Saira Waseem, in her politically loaded miniatures, tackles the problems of violence, gender, and displacement through frequent appearance of guns (In Guns We Trust and Silent Plea), and a heart comprised of women in We, Sinful Women (a line from a poem by Kishwar Naheed). Imran Qureshi, after acquiring the technique of miniature painting, punctures it to comment on the current situation. In his series, Moderate Enlightenment, 2009, he renders bearded characters clad in hip attires, or in combination of vernacular and European clothes. This body of work, recalls the dominating phrase of a period, in which the West was offered an acceptable version of Muslims/Islam due to the War on Terror.
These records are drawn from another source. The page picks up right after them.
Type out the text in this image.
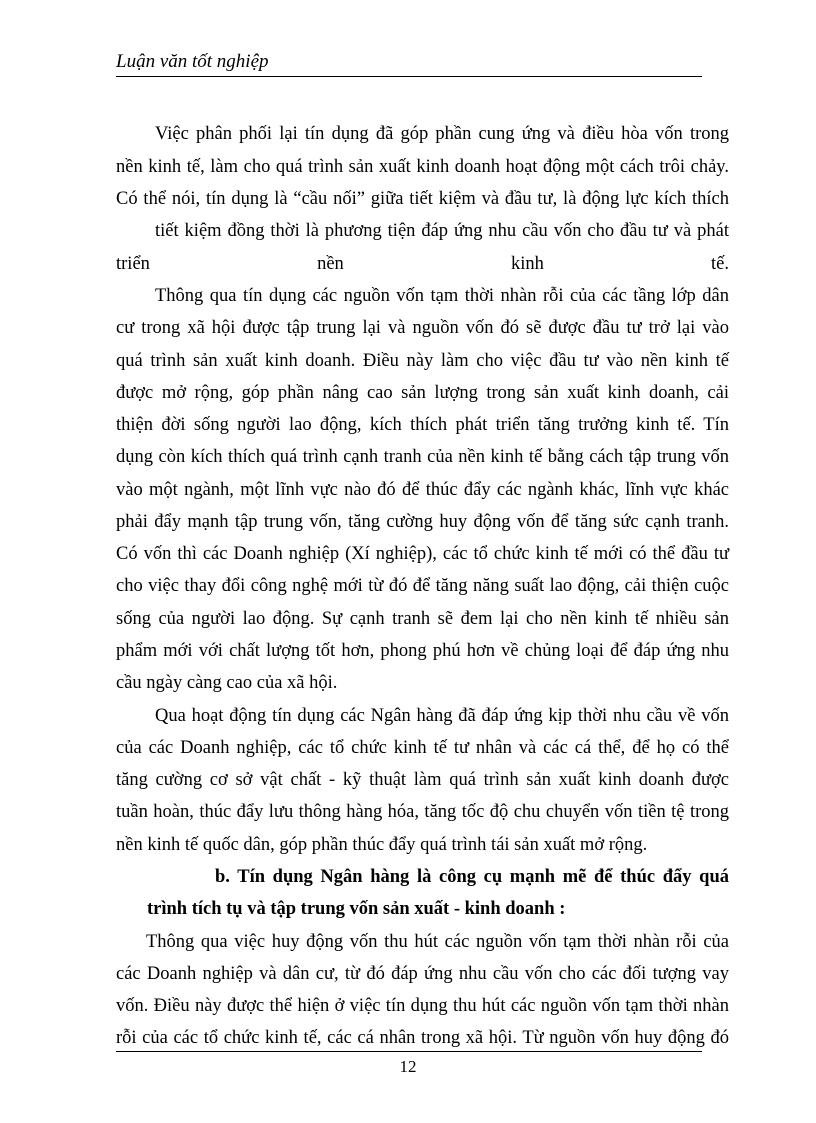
Luận văn tốt nghiệp
Việc phân phối lại tín dụng đã góp phần cung ứng và điều hòa vốn trong
nền kinh tế, làm cho quá trình sản xuất kinh doanh hoạt động một cách trôi chảy.
Có thể nói, tín dụng là “cầu nối” giữa tiết kiệm và đầu tư, là động lực kích thích
tiết kiệm đồng thời là phương tiện đáp ứng nhu cầu vốn cho đầu tư và phát
triển nền kinh tế.
Thông qua tín dụng các nguồn vốn tạm thời nhàn rỗi của các tầng lớp dân
cư trong xã hội được tập trung lại và nguồn vốn đó sẽ được đầu tư trở lại vào
quá trình sản xuất kinh doanh. Điều này làm cho việc đầu tư vào nền kinh tế
được mở rộng, góp phần nâng cao sản lượng trong sản xuất kinh doanh, cải
thiện đời sống người lao động, kích thích phát triển tăng trưởng kinh tế. Tín
dụng còn kích thích quá trình cạnh tranh của nền kinh tế bằng cách tập trung vốn
vào một ngành, một lĩnh vực nào đó để thúc đẩy các ngành khác, lĩnh vực khác
phải đẩy mạnh tập trung vốn, tăng cường huy động vốn để tăng sức cạnh tranh.
Có vốn thì các Doanh nghiệp (Xí nghiệp), các tổ chức kinh tế mới có thể đầu tư
cho việc thay đổi công nghệ mới từ đó để tăng năng suất lao động, cải thiện cuộc
sống của người lao động. Sự cạnh tranh sẽ đem lại cho nền kinh tế nhiều sản
phẩm mới với chất lượng tốt hơn, phong phú hơn về chủng loại để đáp ứng nhu
cầu ngày càng cao của xã hội.
Qua hoạt động tín dụng các Ngân hàng đã đáp ứng kịp thời nhu cầu về vốn
của các Doanh nghiệp, các tổ chức kinh tế tư nhân và các cá thể, để họ có thể
tăng cường cơ sở vật chất - kỹ thuật làm quá trình sản xuất kinh doanh được
tuần hoàn, thúc đẩy lưu thông hàng hóa, tăng tốc độ chu chuyển vốn tiền tệ trong
nền kinh tế quốc dân, góp phần thúc đẩy quá trình tái sản xuất mở rộng.
b. Tín dụng Ngân hàng là công cụ mạnh mẽ để thúc đẩy quá
trình tích tụ và tập trung vốn sản xuất - kinh doanh :
Thông qua việc huy động vốn thu hút các nguồn vốn tạm thời nhàn rỗi của
các Doanh nghiệp và dân cư, từ đó đáp ứng nhu cầu vốn cho các đối tượng vay
vốn. Điều này được thể hiện ở việc tín dụng thu hút các nguồn vốn tạm thời nhàn
rỗi của các tổ chức kinh tế, các cá nhân trong xã hội. Từ nguồn vốn huy động đó
12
The concept – or contradiction — is further probed in Qureshi’s blood stained works, whether imprints of feet with streaks of red paint and scarlet vegetation, or an impressive installation of a blood-red paper (The Seeming Endless Path of Memory, 2019), that appears like a weave in the space. Shahzia Sikander’s Parallax 2013, embodies visuals from miniature imagery, Islamic geometry and other sources in her magnificent video installation (digital animation with sound), in which past pulsates into present, abandons paper and paint or ink, yet envelopes a spectator, as must have been the case with a connoisseur from Istanbul, Isfahan or Akbarabad centuries ago.

Sikander’s work affirms how tradition can be treated, not as a precious object – but a point of possibilities, and to investigate the notions of race, gender, and history.
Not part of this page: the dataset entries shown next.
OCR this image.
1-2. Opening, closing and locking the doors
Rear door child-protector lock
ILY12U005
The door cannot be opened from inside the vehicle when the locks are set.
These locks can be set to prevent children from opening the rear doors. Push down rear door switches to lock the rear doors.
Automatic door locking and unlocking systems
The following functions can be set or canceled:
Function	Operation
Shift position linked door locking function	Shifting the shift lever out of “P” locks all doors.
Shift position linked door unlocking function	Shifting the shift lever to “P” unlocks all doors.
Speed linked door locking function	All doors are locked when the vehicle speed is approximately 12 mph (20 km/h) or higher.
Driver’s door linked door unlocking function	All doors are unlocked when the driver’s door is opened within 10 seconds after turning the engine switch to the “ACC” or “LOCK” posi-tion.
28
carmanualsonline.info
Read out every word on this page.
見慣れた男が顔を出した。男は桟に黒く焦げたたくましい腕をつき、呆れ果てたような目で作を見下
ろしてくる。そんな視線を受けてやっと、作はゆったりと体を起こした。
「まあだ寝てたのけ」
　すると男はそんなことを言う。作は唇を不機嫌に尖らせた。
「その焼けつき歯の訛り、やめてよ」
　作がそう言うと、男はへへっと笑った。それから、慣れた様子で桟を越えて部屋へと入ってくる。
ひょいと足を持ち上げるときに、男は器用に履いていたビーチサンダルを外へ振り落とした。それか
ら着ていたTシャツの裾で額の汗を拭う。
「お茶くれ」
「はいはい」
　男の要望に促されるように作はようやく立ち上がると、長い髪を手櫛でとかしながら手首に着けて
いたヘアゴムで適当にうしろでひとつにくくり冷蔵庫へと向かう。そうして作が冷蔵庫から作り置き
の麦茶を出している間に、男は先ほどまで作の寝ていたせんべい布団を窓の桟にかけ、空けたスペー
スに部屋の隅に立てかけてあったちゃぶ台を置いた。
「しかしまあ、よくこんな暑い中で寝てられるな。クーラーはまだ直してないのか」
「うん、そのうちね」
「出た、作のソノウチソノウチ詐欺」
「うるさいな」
History in the current exhibition has encountered many visitors. Iraqi-born artist Hayv Kahraman “photographs her body and uses these photographs as models to create the figures in her works”. Knowing her destiny as a foreigner, she “adds another layer to the relationship she establishes to her own past and creates unexpected confrontations with reference to Maqamat al Hariri” (written in the thirteenth century). By replacing the narratives of men, Kahraman depicts “stories about women”. Another artist, Dana Awartani’s has covered the floor of her family house in Jeddah with Islamic patterns in pigment and then wipes that out with a broom. This act, reminds one of Ai Waiwai’s daubing of traditional Chinese pottery into synthetic enamel paint and is a comment on the burden of tradition.

Imran Qureshi

Artists from South Asia are liberated from this burden through several tactics. In Noor Ali Chagani’s Hanging Carpet, 2014, a traditional soft object is converted into (small) solid bricks, notifying the way tradition continues in different disguises.
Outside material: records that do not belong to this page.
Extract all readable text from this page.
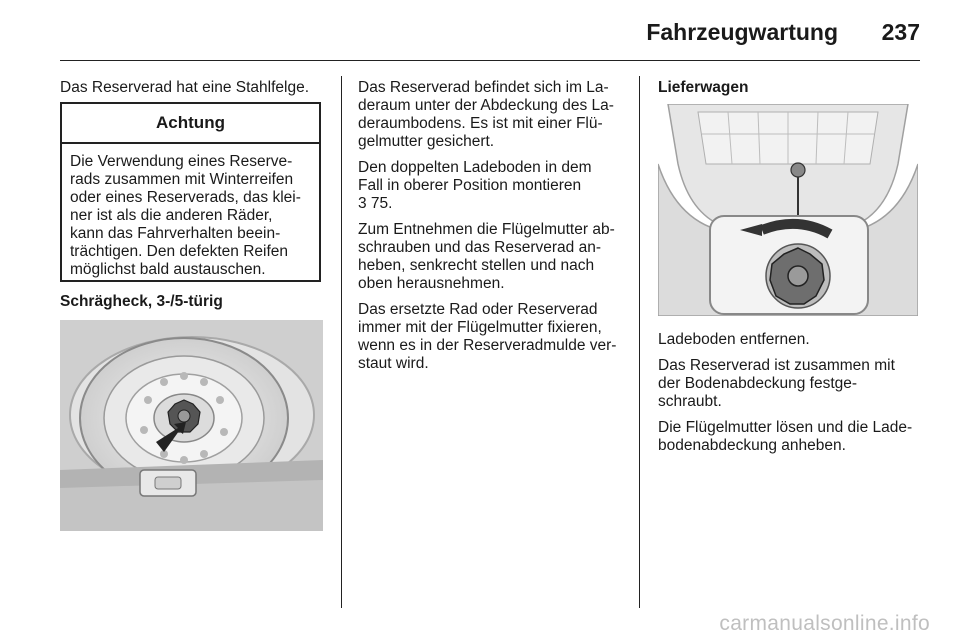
Fahrzeugwartung	237
Das Reserverad hat eine Stahlfelge.
Achtung
Die Verwendung eines Reserve-
rads zusammen mit Winterreifen
oder eines Reserverads, das klei-
ner ist als die anderen Räder,
kann das Fahrverhalten beein-
trächtigen. Den defekten Reifen
möglichst bald austauschen.
Schrägheck, 3-/5-türig

Das Reserverad befindet sich im La-
deraum unter der Abdeckung des La-
deraumbodens. Es ist mit einer Flü-
gelmutter gesichert.

Den doppelten Ladeboden in dem
Fall in oberer Position montieren
3 75.

Zum Entnehmen die Flügelmutter ab-
schrauben und das Reserverad an-
heben, senkrecht stellen und nach
oben herausnehmen.

Das ersetzte Rad oder Reserverad
immer mit der Flügelmutter fixieren,
wenn es in der Reserveradmulde ver-
staut wird.

Lieferwagen

Ladeboden entfernen.

Das Reserverad ist zusammen mit
der Bodenabdeckung festge-
schraubt.

Die Flügelmutter lösen und die Lade-
bodenabdeckung anheben.

carmanualsonline.info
Perhaps the best example of tradition entering the sensibility of contemporary aesthetics, as a comfortable and convertible guest, is the work of Hamra Abbas. Focusing on the representation of heavenly streams, in Waterfall Drawings, 2020 (marble and granite), Abbas demonstrates how tradition can be modern, and ancient: her images are located in the historic sites, but the artist’s view, vision and vigour render them in a contemporary language. The starkness of these visuals, the rhythmic nature of repeated lines, and the careful selection of colour, elevate Abbas’s work into a domain, which more than past or present, is about the future.

A window to that future is open to viewers from August 11, 2020, to January 17, 2021 at the Pera Museum, Istanbul.


The writer is an art critic based in Lahore.